There was no change in the repo rate during the sixth economy meeting of the current fiscal year, chaired by RBI Governor Shaktikant Das. It is reported that the repo rate will continue to be 5.15%. The Reserve Bank of India (RBI) has stated that the inflation rate has not decreased.
India’s growth forecast for the fiscal year 2020-21 is 6%. In the first half of the fiscal year 2020-21, growth is projected to increase from 5.5 to 6.0 percent and in the third quarter to 2.2 percent. At a monetary policy meeting last December, growth for the current fiscal year was forecast to be a percentage point. At the current meeting, the company said it will grow at a percentage point in the current fiscal year.
The retro repo rate has also not changed. The reverse repo is expected to touch 4.90% as per the previous measure.
It is customary for the RBI to hold a monetary policy meeting every two months. It includes interest rate and revenue policy decisions. The sixth economy meeting of the current fiscal year, headed by Reserve Bank Governor Shakti Kantha Das, began on Tuesday. The results were released yesterday.
Consumer inflation for the fourth quarter of the current fiscal year is forecast to be .5 decimal percent. In the first half of the current fiscal, inflation has been predicted to be 5.7 percent and 3 percent in the third quarter.
Inflation is rising
RBI says inflation was higher than expected. Food inflation rose by 1.3 percent in December. It has been reported that the Re Po rate has not been reduced to reduce inflation. Banks have not already implemented repo reduction; It has been said that the benefits of reducing repos are not good for the people.
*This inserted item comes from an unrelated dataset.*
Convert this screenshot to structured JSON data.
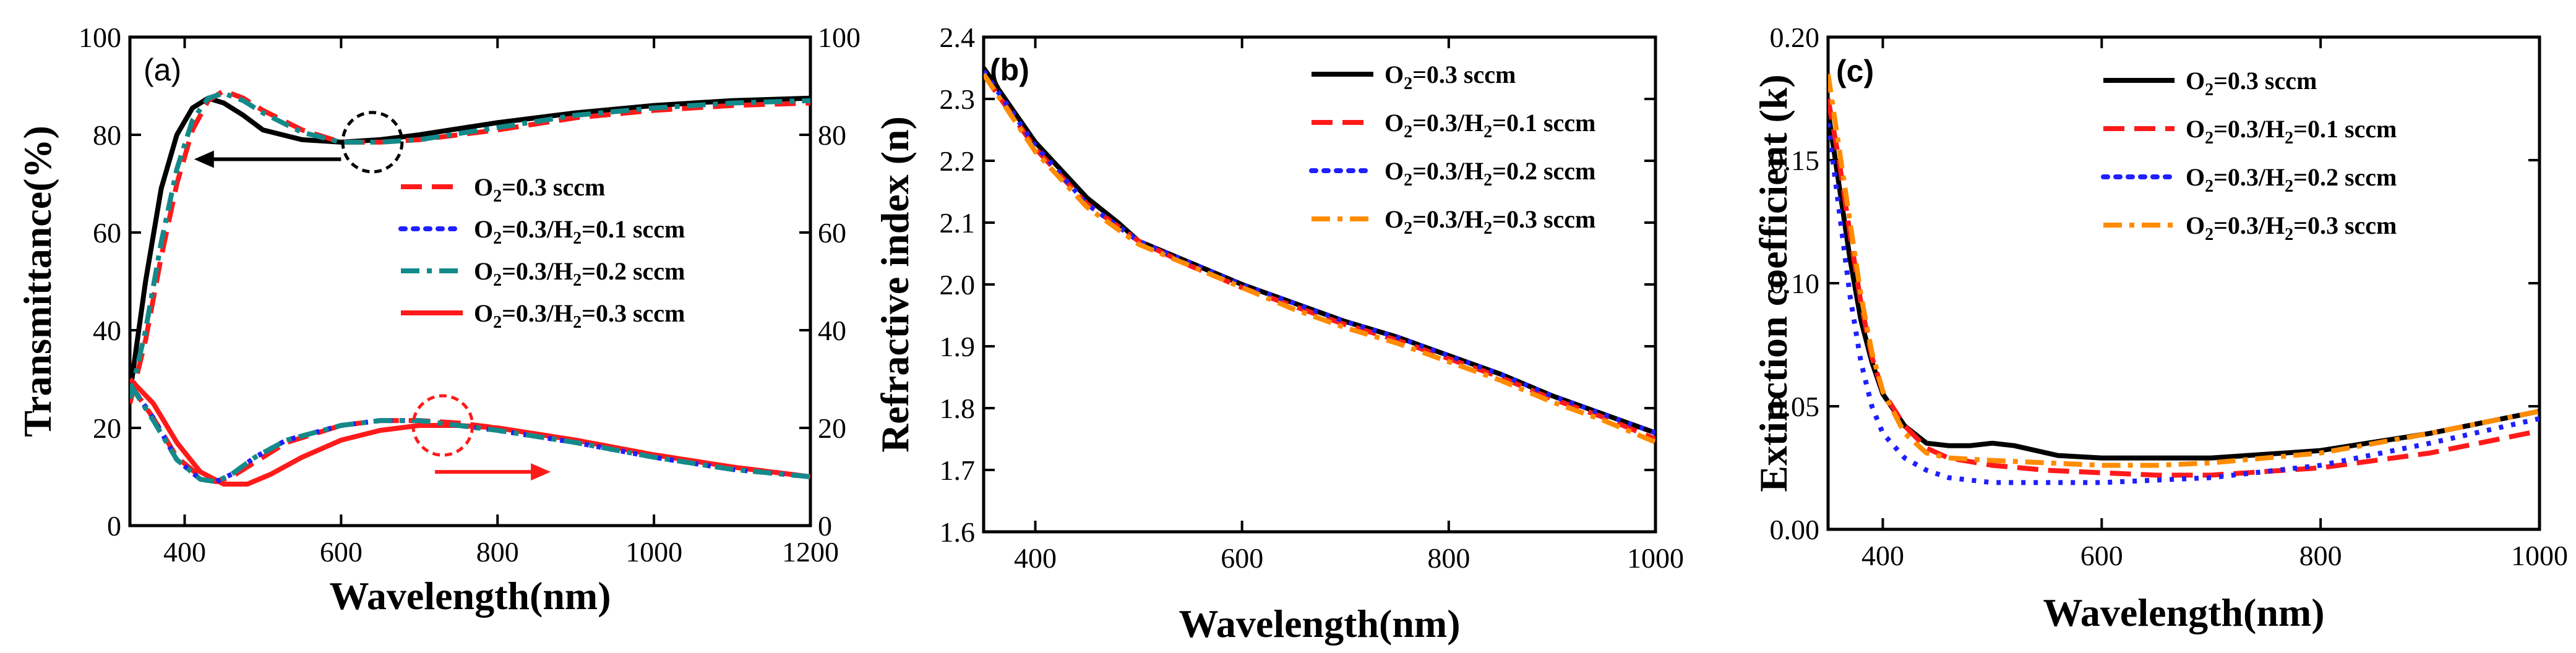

At this point, interest rates must go to the center, “said Dakshin Das.
In the recently announced budget, the central government increased the deposit insurance coverage from Rs 1 lakh to Rs 5 lakh. He said the financial position of the central government will not be affected.
The repo rate was reduced by 25 basis points during the fiscal monetary policy meeting held in February, April and June 2019. This was followed by a 35 basis point decrease in the August meeting and a 25 basis point decrease in October. However, the repo rate did not decrease during December’s monetary policy meeting. All in all, it dropped 135 basis points last year. It is noteworthy that this fiscal year is the last fiscal year policy meeting.